Formula used: ${\text{E}}_{{\text{cell}}}^ \circ {\text{ = }}\,{\text{E}}_{{\text{cathode}}}^ \circ \, - {\text{E}}_{{\text{anode}}}^ \circ$

Complete solution:
The relation between the standard reduction potential of the cell and half-cell is as follows:
${\text{E}}_{{\text{cell}}}^ \circ {\text{ = }}\,{\text{E}}_{{\text{cathode}}}^ \circ \, - {\text{E}}_{{\text{anode}}}^ \circ$
Where,
${\text{E}}_{{\text{cell}}}^ \circ$ is the standard reduction potential of the cell
${\text{E}}_{{\text{cathode}}}^ \circ$is the reduction potential of the cathode half-cell
${\text{E}}_{{\text{anode}}}^ \circ$is the reduction potential of the anode half-cell
The given half-cell reaction and oxidation potential are as follows:
${\text{Zn}}\, \to {\text{Z}}{{\text{n}}^{2 + }} + \,{\text{2}}{{\text{e}}^ - }\,$; ${{\text{E}}^{\text{o}}}\, = \, + 0.7{\text{6}}\,{\text{volt}}$
${\text{Fe}}\, \to {\text{F}}{{\text{e}}^{2 + }} + \,{\text{2}}{{\text{e}}^ - }\,$; ${{\text{E}}^{\text{o}}}\, = \, + 0.41\,{\text{volt}}$
As we compare the reduction potential so, we have to determine the reduction potential values for the given half-cell reaction so, we will write the reduction reaction for both half-cell as follows:
${\text{Z}}{{\text{n}}^{2 + }} + \,{\text{2}}{{\text{e}}^ - }\, \to \,{\text{Zn}}\,$; ${{\text{E}}^{\text{o}}}\, = \, - 0.7{\text{6}}\,{\text{volt}}$
${\text{F}}{{\text{e}}^{2 + }} + \,{\text{2}}{{\text{e}}^ - }\, \to {\text{Fe}}\,$; ${{\text{E}}^{\text{o}}}\, = \, - 0.41\,{\text{volt}}$
Now, we will decide the cathode and anode as follows:
The species having high reduction potential get reduced at the cathode and the species having low reduction potential get oxidized at the anode.

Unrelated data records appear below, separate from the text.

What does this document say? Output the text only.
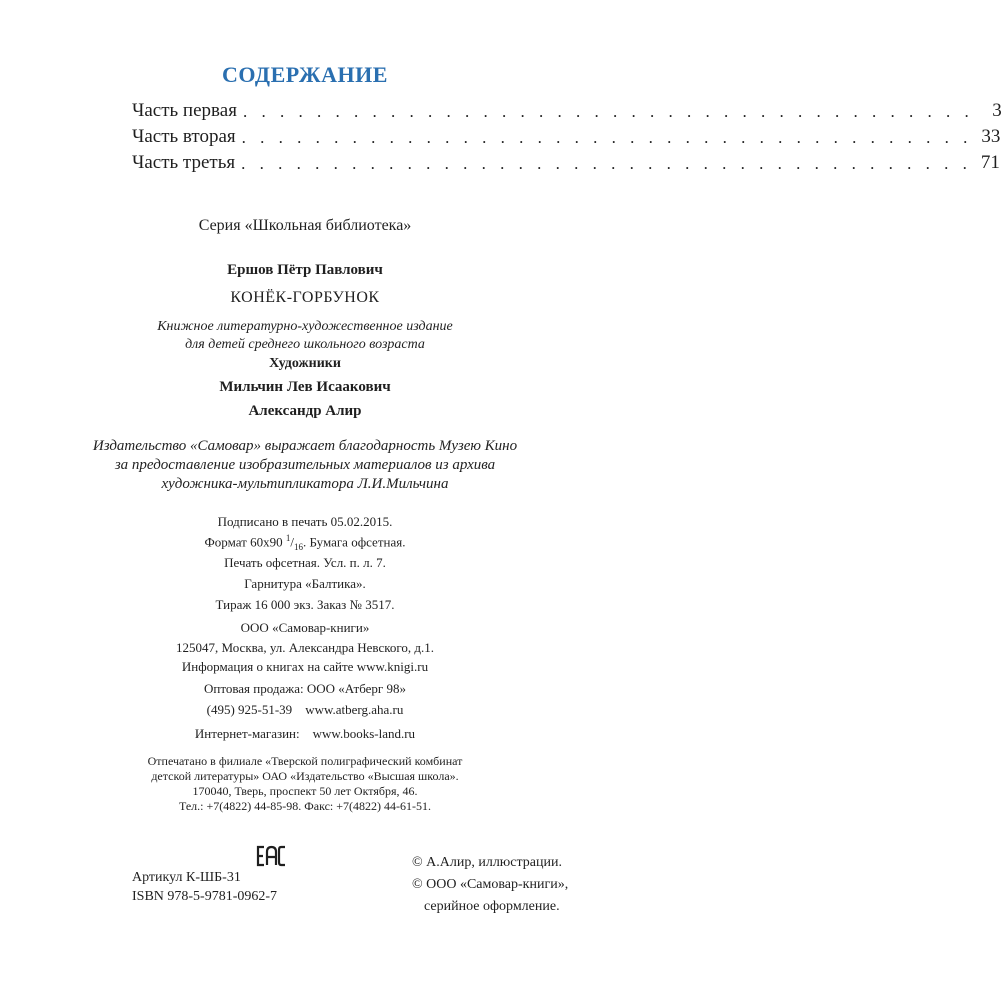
СОДЕРЖАНИЕ
Часть первая . . . . . . . . . . . . . . . . . . . . . . . . . . . . . . . . . . . . . . . . 3
Часть вторая . . . . . . . . . . . . . . . . . . . . . . . . . . . . . . . . . . . . . . . . 33
Часть третья . . . . . . . . . . . . . . . . . . . . . . . . . . . . . . . . . . . . . . . . 71
Серия «Школьная библиотека»
Ершов Пётр Павлович
КОНЁК-ГОРБУНОК
Книжное литературно-художественное издание
для детей среднего школьного возраста
Художники
Мильчин Лев Исаакович
Александр Алир
Издательство «Самовар» выражает благодарность Музею Кино
за предоставление изобразительных материалов из архива
художника-мультипликатора Л.И.Мильчина
Подписано в печать 05.02.2015.
Формат 60х90 $^1/_{16}$. Бумага офсетная.
Печать офсетная. Усл. п. л. 7.
Гарнитура «Балтика».
Тираж 16 000 экз. Заказ № 3517.
ООО «Самовар-книги»
125047, Москва, ул. Александра Невского, д.1.
Информация о книгах на сайте www.knigi.ru
Оптовая продажа: ООО «Атберг 98»
(495) 925-51-39 www.atberg.aha.ru
Интернет-магазин: www.books-land.ru
Отпечатано в филиале «Тверской полиграфический комбинат
детской литературы» ОАО «Издательство «Высшая школа».
170040, Тверь, проспект 50 лет Октября, 46.
Тел.: +7(4822) 44-85-98. Факс: +7(4822) 44-61-51.
Артикул К-ШБ-31
ISBN 978-5-9781-0962-7
© А.Алир, иллюстрации.
© ООО «Самовар-книги»,
серийное оформление.
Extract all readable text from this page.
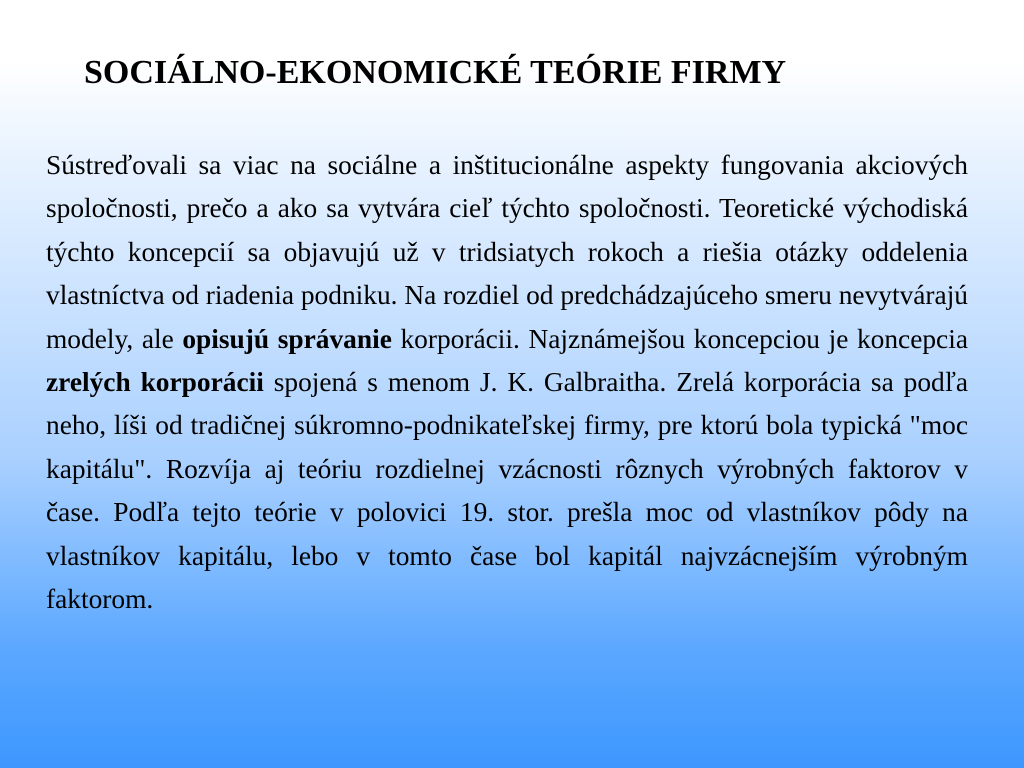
SOCIÁLNO-EKONOMICKÉ TEÓRIE FIRMY

Sústreďovali sa viac na sociálne a inštitucionálne aspekty fungovania akciových spoločnosti, prečo a ako sa vytvára cieľ týchto spoločnosti. Teoretické východiská týchto koncepcií sa objavujú už v tridsiatych rokoch a riešia otázky oddelenia vlastníctva od riadenia podniku. Na rozdiel od predchádzajúceho smeru nevytvárajú modely, ale opisujú správanie korporácii. Najznámejšou koncepciou je koncepcia zrelých korporácii spojená s menom J. K. Galbraitha. Zrelá korporácia sa podľa neho, líši od tradičnej súkromno-podnikateľskej firmy, pre ktorú bola typická "moc kapitálu". Rozvíja aj teóriu rozdielnej vzácnosti rôznych výrobných faktorov v čase. Podľa tejto teórie v polovici 19. stor. prešla moc od vlastníkov pôdy na vlastníkov kapitálu, lebo v tomto čase bol kapitál najvzácnejším výrobným faktorom.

The reduction potential of Fe ($- 0.41\,{\text{volt}}$) is greater than the reduction potential of Zn ($- 0.76\,{\text{volt}}$) so, Fe will get reduce at the cathode and Zn will get oxidized at the anode.

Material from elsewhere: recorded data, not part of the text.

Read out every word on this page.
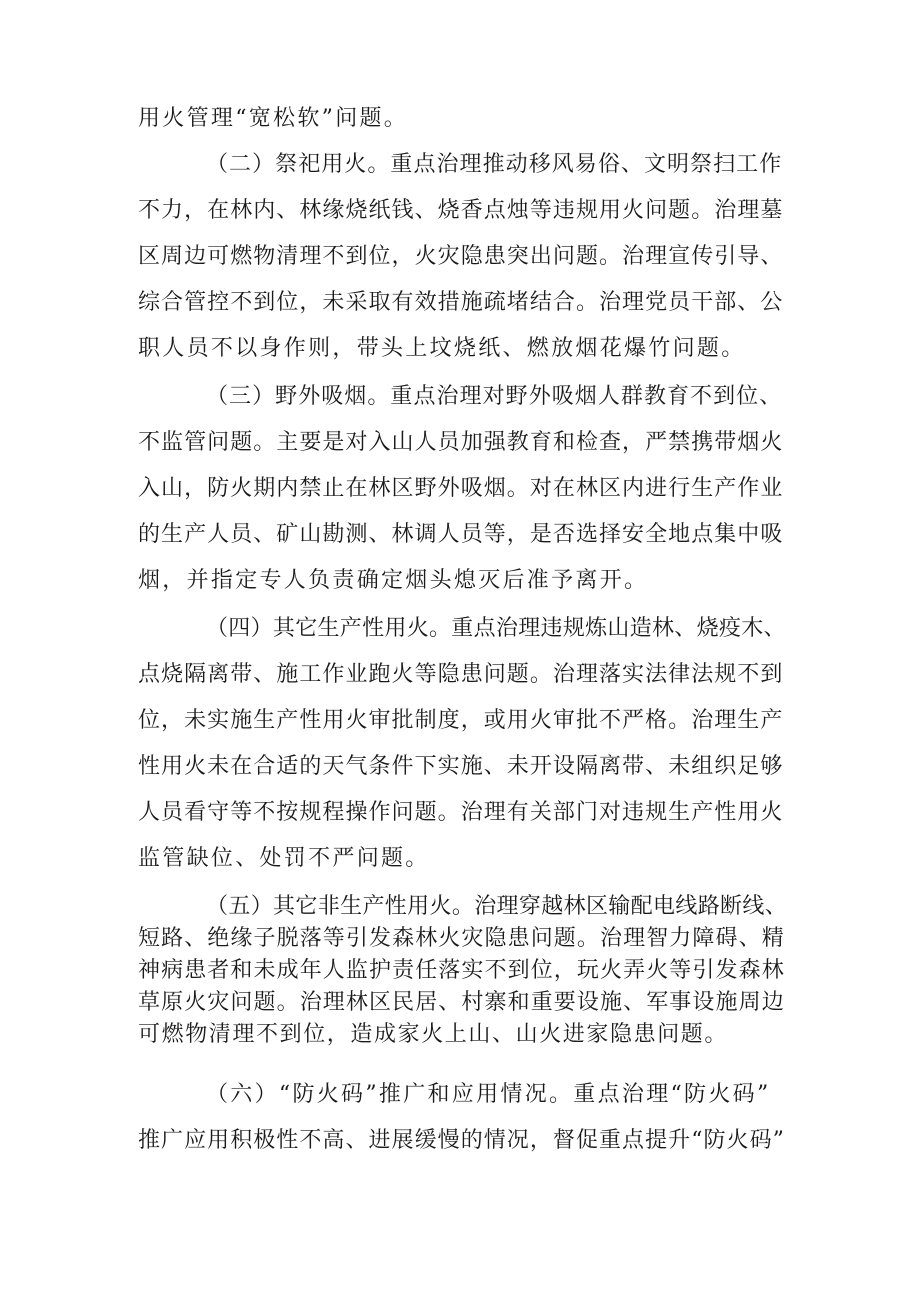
用火管理“宽松软”问题。
（二）祭祀用火。重点治理推动移风易俗、文明祭扫工作
不力，在林内、林缘烧纸钱、烧香点烛等违规用火问题。治理墓
区周边可燃物清理不到位，火灾隐患突出问题。治理宣传引导、
综合管控不到位，未采取有效措施疏堵结合。治理党员干部、公
职人员不以身作则，带头上坟烧纸、燃放烟花爆竹问题。
（三）野外吸烟。重点治理对野外吸烟人群教育不到位、
不监管问题。主要是对入山人员加强教育和检查，严禁携带烟火
入山，防火期内禁止在林区野外吸烟。对在林区内进行生产作业
的生产人员、矿山勘测、林调人员等，是否选择安全地点集中吸
烟，并指定专人负责确定烟头熄灭后准予离开。
（四）其它生产性用火。重点治理违规炼山造林、烧疫木、
点烧隔离带、施工作业跑火等隐患问题。治理落实法律法规不到
位，未实施生产性用火审批制度，或用火审批不严格。治理生产
性用火未在合适的天气条件下实施、未开设隔离带、未组织足够
人员看守等不按规程操作问题。治理有关部门对违规生产性用火
监管缺位、处罚不严问题。
（五）其它非生产性用火。治理穿越林区输配电线路断线、
短路、绝缘子脱落等引发森林火灾隐患问题。治理智力障碍、精
神病患者和未成年人监护责任落实不到位，玩火弄火等引发森林
草原火灾问题。治理林区民居、村寨和重要设施、军事设施周边
可燃物清理不到位，造成家火上山、山火进家隐患问题。
（六）“防火码”推广和应用情况。重点治理“防火码”
推广应用积极性不高、进展缓慢的情况，督促重点提升“防火码”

Oxidation reaction:${\text{Zn}}\, \to {\text{Z}}{{\text{n}}^{2 + }}{\text{ + }}\,\,{\text{2}}{{\text{e}}^ - }\,$
Reduction reaction: ${\text{F}}{{\text{e}}^{2 + }}{\text{ + }}\,\,{\text{2}}{{\text{e}}^ - }\, \to {\text{Fe}}\,$
On substituting $- 0.41\,{\text{volt}}$ for${\text{E}}_{{\text{cathode}}}^ \circ$ and$- 0.76\,{\text{volt}}$ for ${\text{E}}_{{\text{anode}}}^ \circ$,
${\text{E}}_{{\text{cell}}}^ \circ {\text{ = }}\, - 0.41\,{\text{volt}}\, - \left( { - 0.76\,{\text{volt}}} \right)$
${\text{E}}_{{\text{cell}}}^ \circ {\text{ = }}\, + 0.35\,{\text{volt}}$
So, the emf of the cell is $+ 0.35\,{\text{volt}}$.

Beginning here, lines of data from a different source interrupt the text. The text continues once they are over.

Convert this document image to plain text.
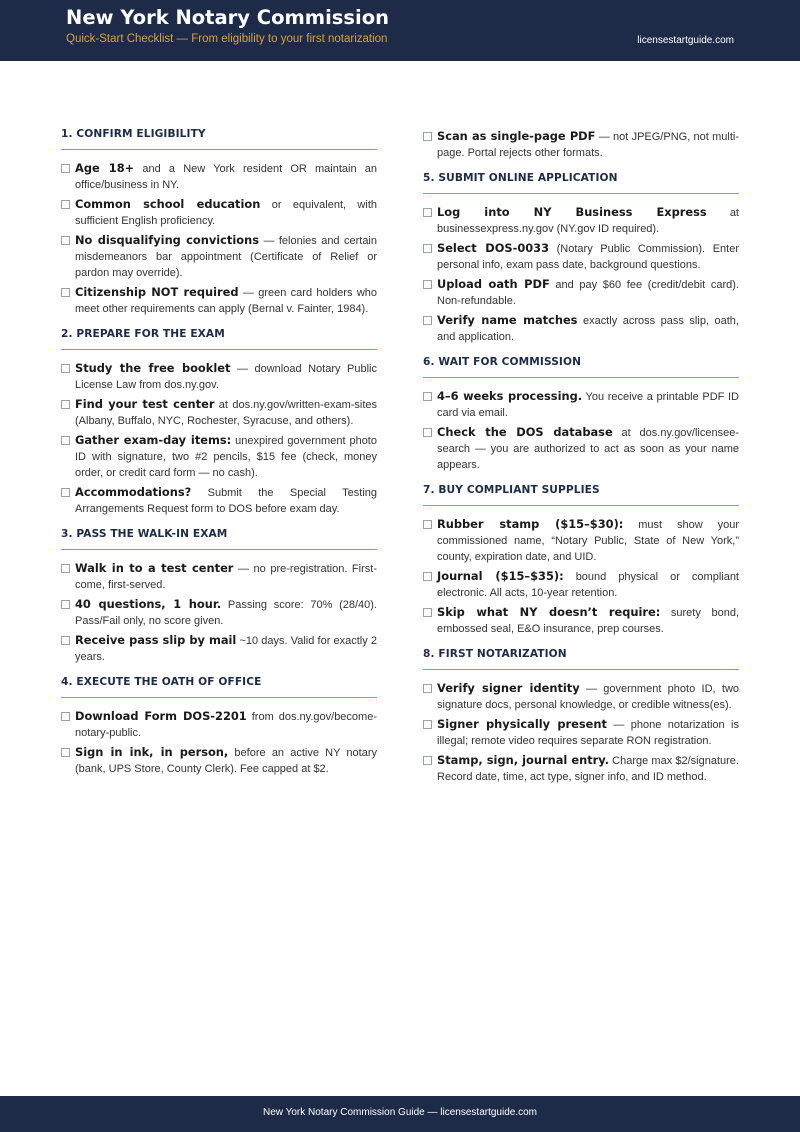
New York Notary Commission
Quick-Start Checklist — From eligibility to your first notarization	licensestartguide.com
1. CONFIRM ELIGIBILITY
Age 18+ and a New York resident OR maintain an office/business in NY.
Common school education or equivalent, with sufficient English proficiency.
No disqualifying convictions — felonies and certain misdemeanors bar appointment (Certificate of Relief or pardon may override).
Citizenship NOT required — green card holders who meet other requirements can apply (Bernal v. Fainter, 1984).
2. PREPARE FOR THE EXAM
Study the free booklet — download Notary Public License Law from dos.ny.gov.
Find your test center at dos.ny.gov/written-exam-sites (Albany, Buffalo, NYC, Rochester, Syracuse, and others).
Gather exam-day items: unexpired government photo ID with signature, two #2 pencils, $15 fee (check, money order, or credit card form — no cash).
Accommodations? Submit the Special Testing Arrangements Request form to DOS before exam day.
3. PASS THE WALK-IN EXAM
Walk in to a test center — no pre-registration. First-come, first-served.
40 questions, 1 hour. Passing score: 70% (28/40). Pass/Fail only, no score given.
Receive pass slip by mail ~10 days. Valid for exactly 2 years.
4. EXECUTE THE OATH OF OFFICE
Download Form DOS-2201 from dos.ny.gov/become-notary-public.
Sign in ink, in person, before an active NY notary (bank, UPS Store, County Clerk). Fee capped at $2.
Scan as single-page PDF — not JPEG/PNG, not multi-page. Portal rejects other formats.
5. SUBMIT ONLINE APPLICATION
Log into NY Business Express at businessexpress.ny.gov (NY.gov ID required).
Select DOS-0033 (Notary Public Commission). Enter personal info, exam pass date, background questions.
Upload oath PDF and pay $60 fee (credit/debit card). Non-refundable.
Verify name matches exactly across pass slip, oath, and application.
6. WAIT FOR COMMISSION
4–6 weeks processing. You receive a printable PDF ID card via email.
Check the DOS database at dos.ny.gov/licensee-search — you are authorized to act as soon as your name appears.
7. BUY COMPLIANT SUPPLIES
Rubber stamp ($15–$30): must show your commissioned name, “Notary Public, State of New York,” county, expiration date, and UID.
Journal ($15–$35): bound physical or compliant electronic. All acts, 10-year retention.
Skip what NY doesn’t require: surety bond, embossed seal, E&O insurance, prep courses.
8. FIRST NOTARIZATION
Verify signer identity — government photo ID, two signature docs, personal knowledge, or credible witness(es).
Signer physically present — phone notarization is illegal; remote video requires separate RON registration.
Stamp, sign, journal entry. Charge max $2/signature. Record date, time, act type, signer info, and ID method.
New York Notary Commission Guide — licensestartguide.com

Therefore, the correct answer is (A).

Note: The reduction takes place at the cathode and oxidation takes place at the anode. The stoichiometry does not affect standard reduction potential. On reversing the reaction the sign of standard reduction potential also reverses. On multiplying or dividing the reaction with any coefficient, the standard reduction potential does not get multiplied.